Convert a std::vector<boost::optional<double>> to a std::vector<double>

Question

I have a std::vector<boost::optional<double>>, foo say. In this particular instance I need a std::vector<double> where any "optional" element in the other vector maps to a 0 in the new one.

Am I missing a one-line solution for this?

The other choice is the unsatisfactory

std::vector<double> out(foo.size());
for (auto& it : foo){
    out.push_back(it ? *it : 0.0);
}

I'd welcome a solution based on std::optional, even though I don't use that standard yet.

Answer 1

std::transform solution:

std::vector<double> out(foo.size());
std::transform(foo.begin(), foo.end(), out.begin(), [](const auto& opt){ return opt.value_or(0.0); });

Edit: Added the out definition.

Answer 2

Here's a solution that constructs the output vector with the desired values. Still can't be forced onto one line though.
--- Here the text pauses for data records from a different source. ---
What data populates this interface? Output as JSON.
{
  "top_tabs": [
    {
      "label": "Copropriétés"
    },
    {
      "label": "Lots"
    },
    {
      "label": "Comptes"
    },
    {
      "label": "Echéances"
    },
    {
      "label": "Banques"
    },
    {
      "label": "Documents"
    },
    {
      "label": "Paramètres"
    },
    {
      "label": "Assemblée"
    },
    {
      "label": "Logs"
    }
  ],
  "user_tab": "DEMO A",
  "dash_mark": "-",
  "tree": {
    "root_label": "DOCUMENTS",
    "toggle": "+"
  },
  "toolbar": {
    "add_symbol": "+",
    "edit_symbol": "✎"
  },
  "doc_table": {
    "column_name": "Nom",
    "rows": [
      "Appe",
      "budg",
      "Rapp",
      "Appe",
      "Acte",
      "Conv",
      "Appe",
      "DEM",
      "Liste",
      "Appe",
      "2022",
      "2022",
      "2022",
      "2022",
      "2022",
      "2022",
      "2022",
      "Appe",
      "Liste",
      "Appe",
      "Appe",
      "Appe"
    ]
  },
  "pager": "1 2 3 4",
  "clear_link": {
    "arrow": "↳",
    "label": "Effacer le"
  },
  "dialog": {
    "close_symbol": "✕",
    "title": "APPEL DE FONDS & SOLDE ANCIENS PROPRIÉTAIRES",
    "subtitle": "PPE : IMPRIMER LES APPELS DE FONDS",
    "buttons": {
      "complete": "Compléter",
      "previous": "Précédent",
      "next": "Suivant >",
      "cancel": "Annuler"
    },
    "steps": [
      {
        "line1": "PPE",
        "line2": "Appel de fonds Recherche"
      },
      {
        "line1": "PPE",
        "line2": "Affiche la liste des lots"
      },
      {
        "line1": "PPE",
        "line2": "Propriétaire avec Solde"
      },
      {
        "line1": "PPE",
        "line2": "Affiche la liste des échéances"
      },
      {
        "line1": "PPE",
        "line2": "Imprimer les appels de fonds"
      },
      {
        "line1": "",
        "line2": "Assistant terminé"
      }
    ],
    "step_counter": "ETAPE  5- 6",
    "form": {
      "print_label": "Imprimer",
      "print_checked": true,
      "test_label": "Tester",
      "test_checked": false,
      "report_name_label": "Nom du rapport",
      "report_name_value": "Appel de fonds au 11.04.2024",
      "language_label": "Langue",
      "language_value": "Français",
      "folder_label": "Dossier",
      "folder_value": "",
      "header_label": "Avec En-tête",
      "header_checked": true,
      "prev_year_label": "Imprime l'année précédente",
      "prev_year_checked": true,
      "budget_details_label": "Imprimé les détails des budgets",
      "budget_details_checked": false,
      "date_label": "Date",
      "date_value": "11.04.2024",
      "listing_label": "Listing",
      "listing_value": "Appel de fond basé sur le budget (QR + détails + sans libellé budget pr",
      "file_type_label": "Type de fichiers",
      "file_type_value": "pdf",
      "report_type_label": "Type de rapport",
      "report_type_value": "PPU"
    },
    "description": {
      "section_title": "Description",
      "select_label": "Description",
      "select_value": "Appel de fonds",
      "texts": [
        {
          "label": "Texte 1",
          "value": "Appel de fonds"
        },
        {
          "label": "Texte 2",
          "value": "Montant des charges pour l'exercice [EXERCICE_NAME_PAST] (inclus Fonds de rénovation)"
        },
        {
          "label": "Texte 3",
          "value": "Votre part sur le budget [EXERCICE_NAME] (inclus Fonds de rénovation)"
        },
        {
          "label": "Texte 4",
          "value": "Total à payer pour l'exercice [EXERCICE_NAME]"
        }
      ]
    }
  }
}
auto valueOrZero = [](auto opt){ return opt?*opt:0.0; };
std::vector<double> out(boost::make_transform_iterator(std::begin(foo), valueOrZero), boost::make_transform_iterator(std::end(foo), valueOrZero));

Unfortunately, boost::transform_iterator requires the unary transformation function to be specified for the end iterator, and you can't just repeat the lamdba definition because it also requires both iterators to have exactly the same type. This forces the lambda onto its own line.

I think it would be possible to write a transform iterator that works around this, but you'd have to do it from scratch.